"Chick, chick, chick." A soft quivering voice interrupted Ivy's thoughts.
"Who wants to play chick, chick, chick?"
He was calling to her from the shadowy space beneath the stairs. Ivy knew it was Gregory's best friend, Eric Ghent. She kept on walking.
"Chick, chick, chick…"
When she didn't react he emerged from the dark stairwell, looking like a skeleton startled out of his tomb.
His wispy blond hair lay in strings across his high forehead, and his eyes looked like pale blue marbles set in bony sockets. Ivy had not seen Eric for the last three weeks; she suspected that Gregory had kept his jeering friend away from her.
Now Eric moved quickly enough to block her path.
"Why didn't you do it?" he asked. "Lose your nerve? Why didn't you go ahead and kill yourself?"
"Disappointed?" Ivy asked back.
"Chick, chick, chick," he said softly, tauntingly.
"Leave me alone, Eric." Ivy walked faster.
"Uh-uh.

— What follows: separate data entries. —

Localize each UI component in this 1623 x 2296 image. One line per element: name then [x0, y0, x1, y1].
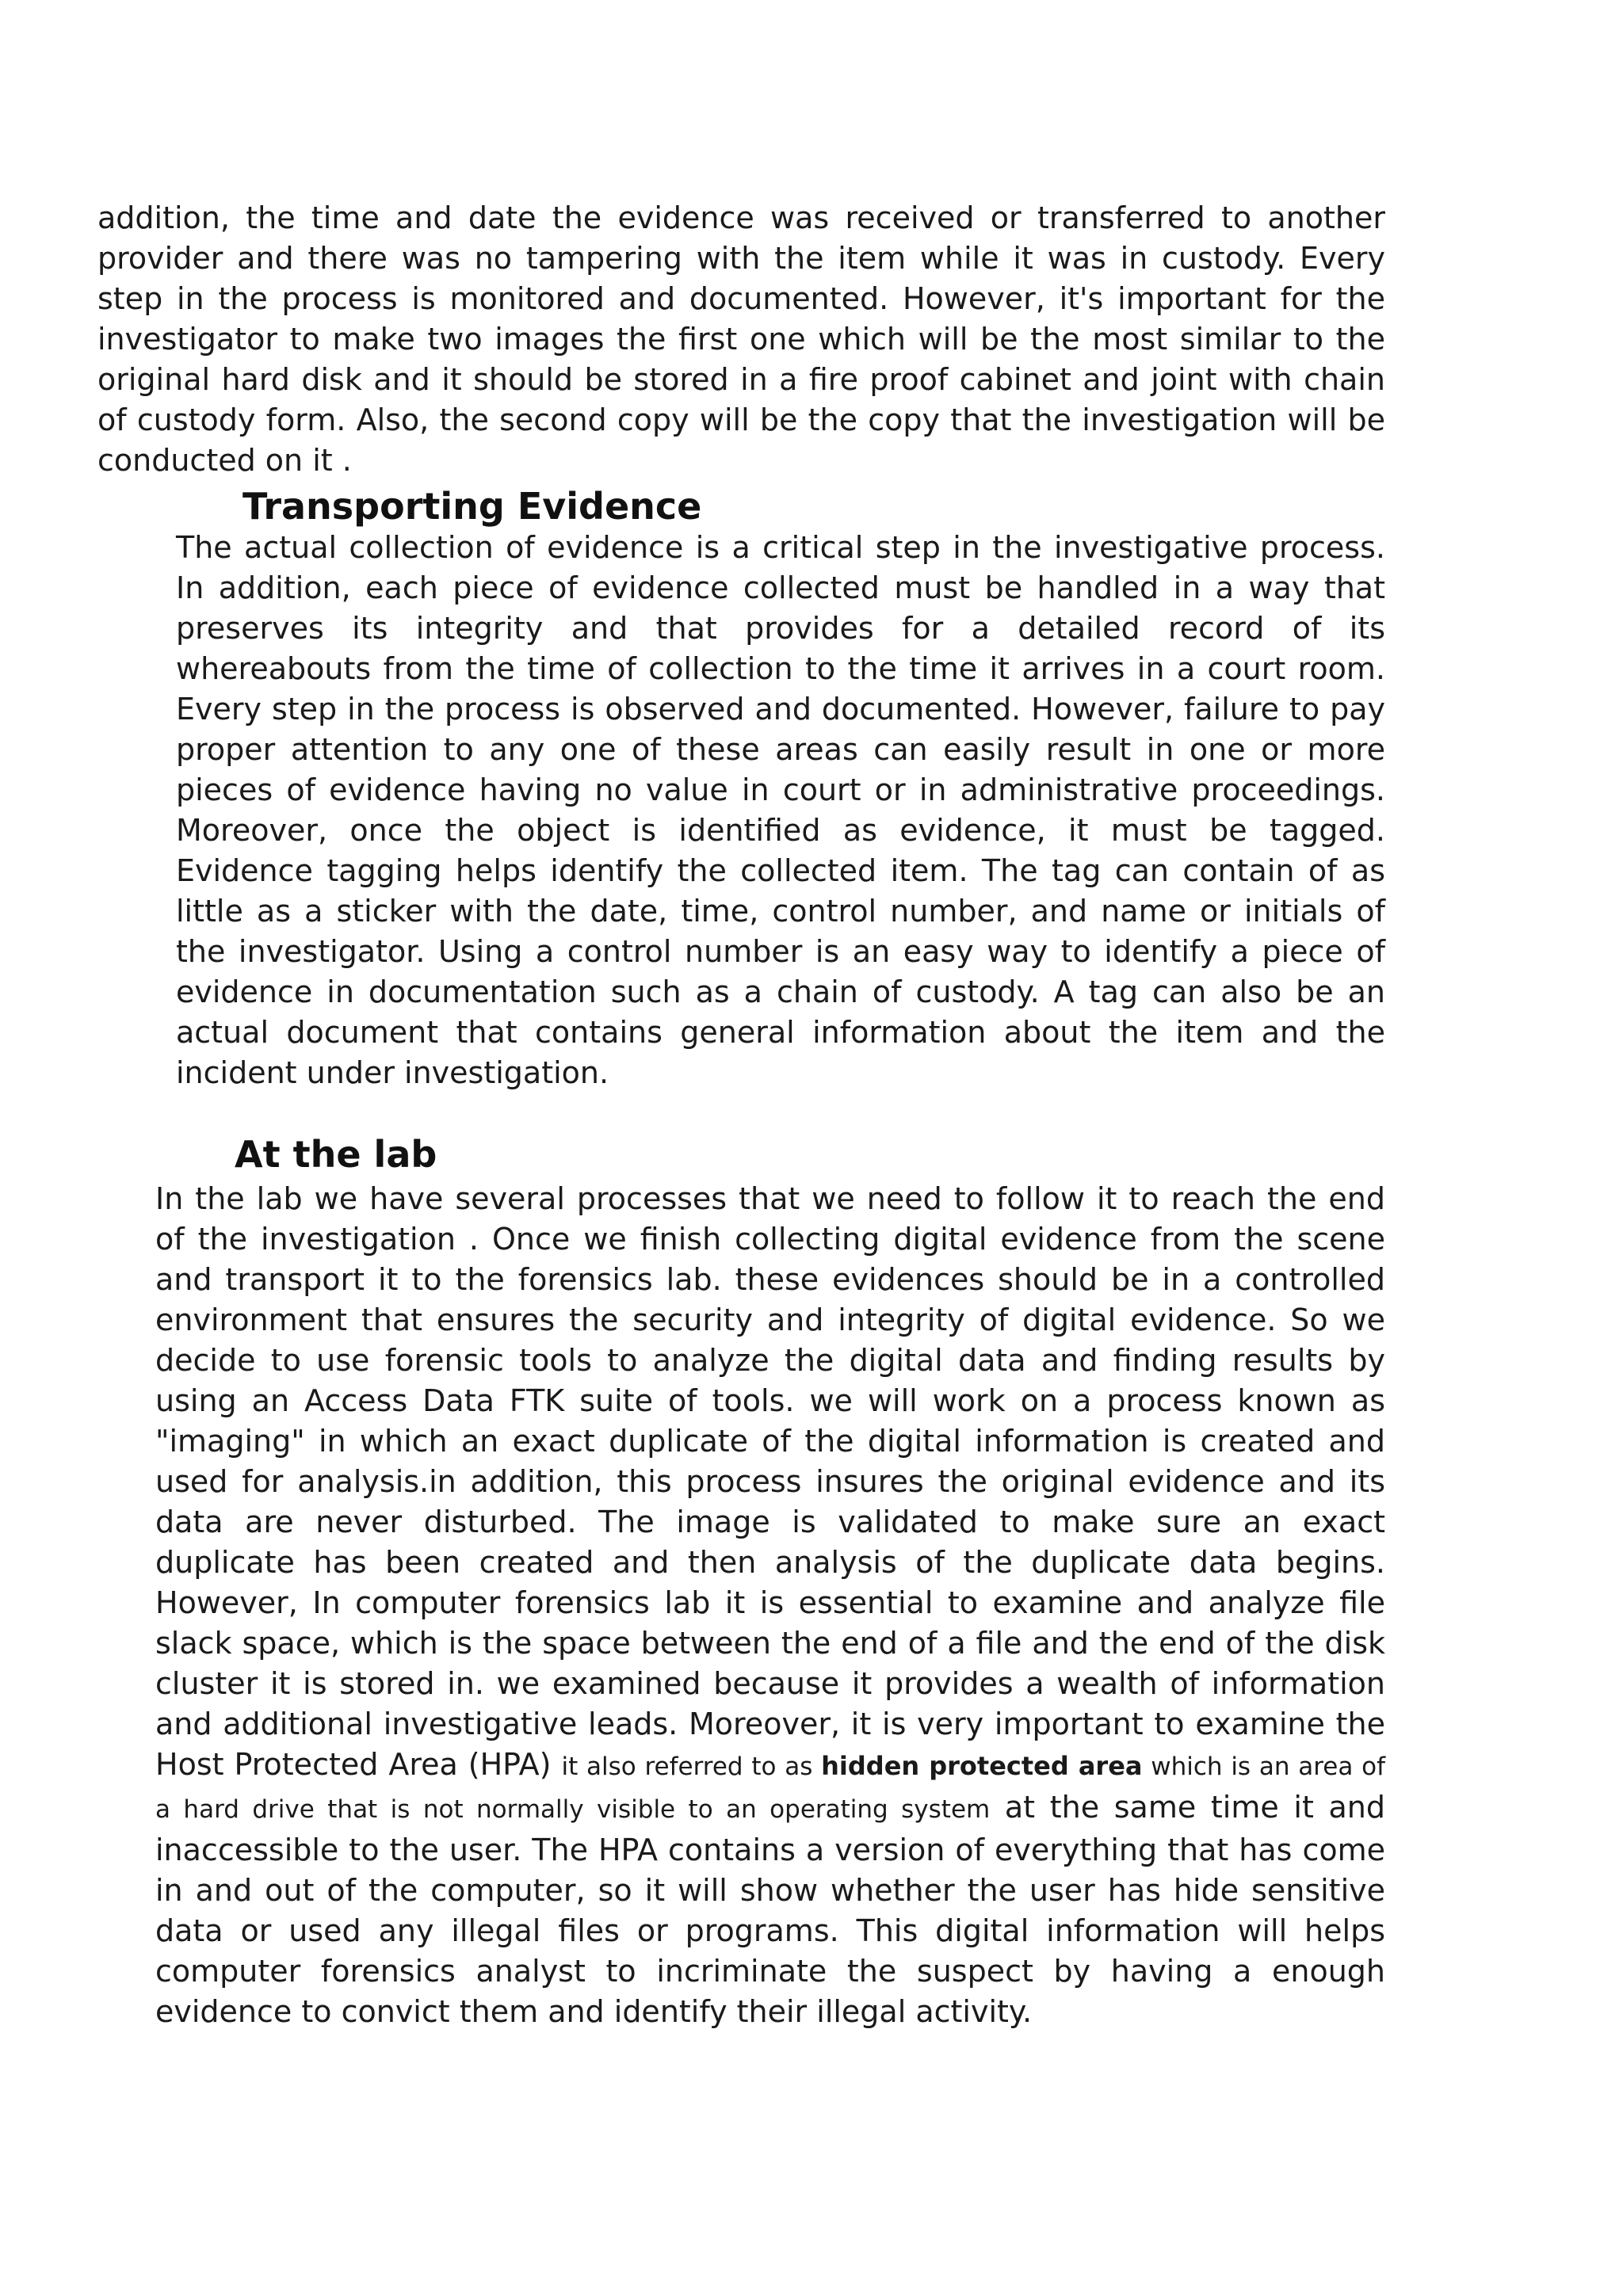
section-heading-at-the-lab: At the lab: [235, 1133, 437, 1176]
intro-paragraph: addition, the time and date the evidence was received or transferred to another provider and there was no tampering with the item while it was in custody. Every step in the process is monitored and documented. However, it's important for the investigator to make two images the first one which will be the most similar to the original hard disk and it should be stored in a fire proof cabinet and joint with chain of custody form. Also, the second copy will be the copy that the investigation will be conducted on it .: [97, 200, 1385, 478]
lab-text-part-2: at the same time it and inaccessible to the user. The HPA contains a version of everything that has come in and out of the computer, so it will show whether the user has hide sensitive data or used any illegal files or programs. This digital information will helps computer forensics analyst to incriminate the suspect by having a enough evidence to convict them and identify their illegal activity.: [155, 1790, 1385, 2029]
lab-text-small-2: which is an area of a hard drive that is not normally visible to an operating system: [155, 1753, 1386, 1824]
lab-text-bold-term: hidden protected area: [821, 1751, 1143, 1781]
lab-text-small-1: it also referred to as: [561, 1753, 822, 1781]
lab-text-part-1: In the lab we have several processes that we need to follow it to reach the end of the investigation . Once we finish collecting digital evidence from the scene and transport it to the forensics lab. these evidences should be in a controlled environment that ensures the security and integrity of digital evidence. So we decide to use forensic tools to analyze the digital data and finding results by using an Access Data FTK suite of tools. we will work on a process known as "imaging" in which an exact duplicate of the digital information is created and used for analysis.in addition, this process insures the original evidence and its data are never disturbed. The image is validated to make sure an exact duplicate has been created and then analysis of the duplicate data begins. However, In computer forensics lab it is essential to examine and analyze file slack space, which is the space between the end of a file and the end of the disk cluster it is stored in. we examined because it provides a wealth of information and additional investigative leads. Moreover, it is very important to examine the Host Protected Area (HPA): [155, 1181, 1385, 1782]
at-the-lab-paragraph: [155, 1179, 1385, 2032]
section-heading-transporting-evidence: Transporting Evidence: [242, 485, 702, 528]
transporting-evidence-paragraph: The actual collection of evidence is a critical step in the investigative process. In addition, each piece of evidence collected must be handled in a way that preserves its integrity and that provides for a detailed record of its whereabouts from the time of collection to the time it arrives in a court room. Every step in the process is observed and documented. However, failure to pay proper attention to any one of these areas can easily result in one or more pieces of evidence having no value in court or in administrative proceedings. Moreover, once the object is identified as evidence, it must be tagged. Evidence tagging helps identify the collected item. The tag can contain of as little as a sticker with the date, time, control number, and name or initials of the investigator. Using a control number is an easy way to identify a piece of evidence in documentation such as a chain of custody. A tag can also be an actual document that contains general information about the item and the incident under investigation.: [176, 530, 1385, 1090]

Not now." He grabbed her wrist, his thin fingers wrapping tightly around her arm. "You can't blow me off now, Ivy. You and I have too much in common."
"We have nothing in common," she replied, pulling away from him.

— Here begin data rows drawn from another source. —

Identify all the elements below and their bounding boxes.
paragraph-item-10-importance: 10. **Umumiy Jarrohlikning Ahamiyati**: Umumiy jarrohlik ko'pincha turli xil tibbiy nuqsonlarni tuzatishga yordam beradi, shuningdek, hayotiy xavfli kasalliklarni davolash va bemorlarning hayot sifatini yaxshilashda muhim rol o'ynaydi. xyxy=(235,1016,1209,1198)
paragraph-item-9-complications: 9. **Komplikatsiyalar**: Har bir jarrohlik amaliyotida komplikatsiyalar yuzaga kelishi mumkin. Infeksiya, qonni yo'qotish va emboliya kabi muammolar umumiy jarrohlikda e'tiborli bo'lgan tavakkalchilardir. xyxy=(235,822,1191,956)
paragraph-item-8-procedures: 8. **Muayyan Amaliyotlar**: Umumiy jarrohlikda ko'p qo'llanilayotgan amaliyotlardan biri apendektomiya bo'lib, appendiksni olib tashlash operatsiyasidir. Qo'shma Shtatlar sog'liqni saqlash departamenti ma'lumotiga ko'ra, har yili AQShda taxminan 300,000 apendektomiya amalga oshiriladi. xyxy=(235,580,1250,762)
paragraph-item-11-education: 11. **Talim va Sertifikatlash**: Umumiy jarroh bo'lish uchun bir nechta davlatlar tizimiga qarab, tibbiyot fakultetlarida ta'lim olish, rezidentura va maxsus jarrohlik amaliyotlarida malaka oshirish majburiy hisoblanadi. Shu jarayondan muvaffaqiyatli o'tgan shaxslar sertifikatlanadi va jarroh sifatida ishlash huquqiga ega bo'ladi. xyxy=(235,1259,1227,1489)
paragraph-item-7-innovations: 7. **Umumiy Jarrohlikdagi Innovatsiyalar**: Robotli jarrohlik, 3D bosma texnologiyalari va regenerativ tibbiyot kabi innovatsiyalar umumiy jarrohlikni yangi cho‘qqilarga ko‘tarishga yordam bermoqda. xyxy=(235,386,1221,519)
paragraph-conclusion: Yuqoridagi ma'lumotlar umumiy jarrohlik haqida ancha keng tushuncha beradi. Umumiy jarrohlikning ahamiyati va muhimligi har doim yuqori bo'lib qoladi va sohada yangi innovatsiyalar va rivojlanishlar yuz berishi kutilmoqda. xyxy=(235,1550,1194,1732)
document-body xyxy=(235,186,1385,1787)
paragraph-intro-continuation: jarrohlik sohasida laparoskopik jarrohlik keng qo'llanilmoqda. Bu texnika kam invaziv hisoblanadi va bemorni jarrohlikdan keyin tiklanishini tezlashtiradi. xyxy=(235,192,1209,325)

"Gregory," he said, tapping one of his fingers. "Drugs." He ticked off a second item. "And we're both champions of the game of chicken." He grabbed a third finger and wiggled it. "We're buddies now."

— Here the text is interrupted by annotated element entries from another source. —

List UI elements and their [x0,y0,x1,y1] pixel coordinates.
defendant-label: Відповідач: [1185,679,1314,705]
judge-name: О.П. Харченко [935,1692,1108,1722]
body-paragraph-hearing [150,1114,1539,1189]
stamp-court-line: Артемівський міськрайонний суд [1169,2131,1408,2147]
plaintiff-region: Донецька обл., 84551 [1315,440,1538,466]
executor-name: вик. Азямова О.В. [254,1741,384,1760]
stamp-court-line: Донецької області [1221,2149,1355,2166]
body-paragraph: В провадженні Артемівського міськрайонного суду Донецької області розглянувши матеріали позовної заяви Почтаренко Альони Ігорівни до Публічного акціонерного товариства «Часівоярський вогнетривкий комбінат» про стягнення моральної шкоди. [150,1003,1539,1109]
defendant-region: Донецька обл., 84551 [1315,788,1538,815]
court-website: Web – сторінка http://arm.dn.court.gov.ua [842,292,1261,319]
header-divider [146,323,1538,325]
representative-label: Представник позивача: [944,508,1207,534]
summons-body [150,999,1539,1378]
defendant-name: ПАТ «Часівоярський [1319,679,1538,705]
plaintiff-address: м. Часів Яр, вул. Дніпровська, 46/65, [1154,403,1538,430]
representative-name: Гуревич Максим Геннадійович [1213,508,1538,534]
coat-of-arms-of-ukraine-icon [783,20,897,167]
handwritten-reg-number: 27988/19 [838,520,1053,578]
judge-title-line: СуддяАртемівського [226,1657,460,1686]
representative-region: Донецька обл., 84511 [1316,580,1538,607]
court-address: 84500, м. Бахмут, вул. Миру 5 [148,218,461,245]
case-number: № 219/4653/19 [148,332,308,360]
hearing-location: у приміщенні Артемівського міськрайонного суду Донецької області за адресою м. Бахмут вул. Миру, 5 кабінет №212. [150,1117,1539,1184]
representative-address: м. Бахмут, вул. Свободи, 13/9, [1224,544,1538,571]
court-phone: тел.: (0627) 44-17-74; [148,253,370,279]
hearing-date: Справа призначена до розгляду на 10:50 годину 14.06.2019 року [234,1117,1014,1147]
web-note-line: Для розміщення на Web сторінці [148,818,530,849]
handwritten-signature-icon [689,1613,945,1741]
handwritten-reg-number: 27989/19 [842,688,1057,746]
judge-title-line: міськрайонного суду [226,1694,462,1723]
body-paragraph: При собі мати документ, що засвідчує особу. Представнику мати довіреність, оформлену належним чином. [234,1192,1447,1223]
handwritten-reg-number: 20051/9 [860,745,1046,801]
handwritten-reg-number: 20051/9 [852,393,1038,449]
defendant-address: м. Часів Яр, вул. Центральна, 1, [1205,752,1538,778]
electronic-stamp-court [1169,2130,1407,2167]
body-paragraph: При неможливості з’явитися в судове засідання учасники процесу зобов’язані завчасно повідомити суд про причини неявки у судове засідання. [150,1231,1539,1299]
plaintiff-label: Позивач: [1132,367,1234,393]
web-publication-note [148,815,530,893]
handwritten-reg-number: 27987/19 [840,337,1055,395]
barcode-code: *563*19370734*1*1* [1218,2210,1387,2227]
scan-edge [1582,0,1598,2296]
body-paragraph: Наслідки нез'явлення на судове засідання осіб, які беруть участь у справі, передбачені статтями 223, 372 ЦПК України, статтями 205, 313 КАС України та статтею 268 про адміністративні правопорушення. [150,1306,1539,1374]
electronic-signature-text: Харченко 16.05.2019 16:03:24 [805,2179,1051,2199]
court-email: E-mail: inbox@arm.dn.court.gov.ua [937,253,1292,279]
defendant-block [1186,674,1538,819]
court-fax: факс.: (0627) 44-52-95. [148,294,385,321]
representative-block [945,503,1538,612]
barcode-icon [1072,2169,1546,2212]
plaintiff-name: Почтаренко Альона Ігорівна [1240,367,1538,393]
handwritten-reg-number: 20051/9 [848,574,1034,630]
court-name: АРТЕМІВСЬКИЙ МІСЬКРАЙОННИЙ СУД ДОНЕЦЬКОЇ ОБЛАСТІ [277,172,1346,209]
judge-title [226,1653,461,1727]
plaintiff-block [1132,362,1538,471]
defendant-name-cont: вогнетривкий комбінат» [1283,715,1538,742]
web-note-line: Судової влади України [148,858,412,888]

Ivy kept walking, though she wanted to run. Eric bobbed along with her.
"Tell your good buddy," he said, "what made you want to do it? What were you thinking when you saw that train rushing down the track at you? Were you stoked? What kind of trip was it?"
Ivy felt repulsed by his questions. It seemed impossible to think she would have deliberately jumped in front of the train.